Updating the Installation

If you re-run the installer and /opt/watchdog is detected, the script enters Update Mode. You will be: - Prompted only for overwriting files inside /opt/watchdog/watchdog. - Other files (like init-kafka-connect.sh or connect-jars) are overwritten automatically. - The script will then re-run Docker Compose to update containers.

Example:

sudo ./watchdog-installer install
If it sees an existing installation, you’ll be asked:

Existing installation detected at /opt/watchdog
Do you want to proceed with the update? (y/n)


Uninstalling / Cleaning Up

To stop and remove the Watchdog containers (Kafka/Elasticsearch included), run:

sudo ./watchdog-installer clean
This will: 1. Look for docker-compose.base.yml, docker-compose.kafka.yml, and docker-compose.elastic.yml in your current directory. 2. Run docker compose down -v with whichever files are found, removing containers and volumes.
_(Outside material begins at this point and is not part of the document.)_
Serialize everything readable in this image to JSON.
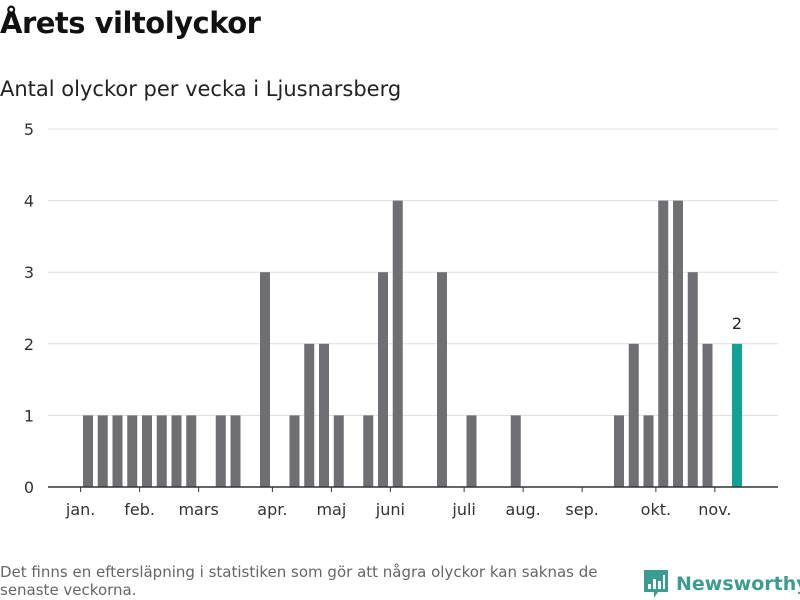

Note: This does not delete /opt/watchdog or the data directories. If you want to remove them entirely, you can do so manually:

sudo rm -rf /opt/watchdog


Troubleshooting

1. Checking Logs

View logs for a specific container:

docker logs <container-name>
Examples: - docker logs kafka-connect - docker logs elasticsearch

2. Verifying Kafka Connect

Inside the Kafka Connect container:

docker exec -it kafka-connect /bin/bash
Then check connector status:
curl -X GET http://kafka-connect:8083/connectors/mongo-sink-connector/status
A valid Mongo Sink Connector shows:
{
  "name": "mongo-sink-connector",
  "connector": {
    "state": "RUNNING",
    "worker_id": "connect-worker-1"
  },
  "tasks": [
    {
      "id": 0,
      "state": "RUNNING",
      "worker_id": "connect-worker-1"
    }
  ],
  "type": "sink"
}

3. Checking Elasticsearch

If Elasticsearch is running with HTTPS and basic auth:

curl -k -u elastic:BrowsermonElasticAdmin https://localhost:9200/_cluster/health
- -k ignores self-signed certificate errors. - Adjust the user/password as you configured them during installation prompts.

4. Internet Access

Important For the functioning of the Elasticsearch-based URL classification, the following domains must be accessible from the network where your watchdog is deployed. - PhishTank : data.phishtank.com - URLHaus : urlhaus.abuse.ch


Offline Image Deployment (Optional)

If you have Docker images saved locally (e.g., .tar files) for offline deployment: 1. Load them:

docker load -i your_offline_watchdog_image.tar
2. Skip Docker Hub Login during the script’s prompts. 3. Ensure the Docker Compose files reference the images you loaded (matching tags).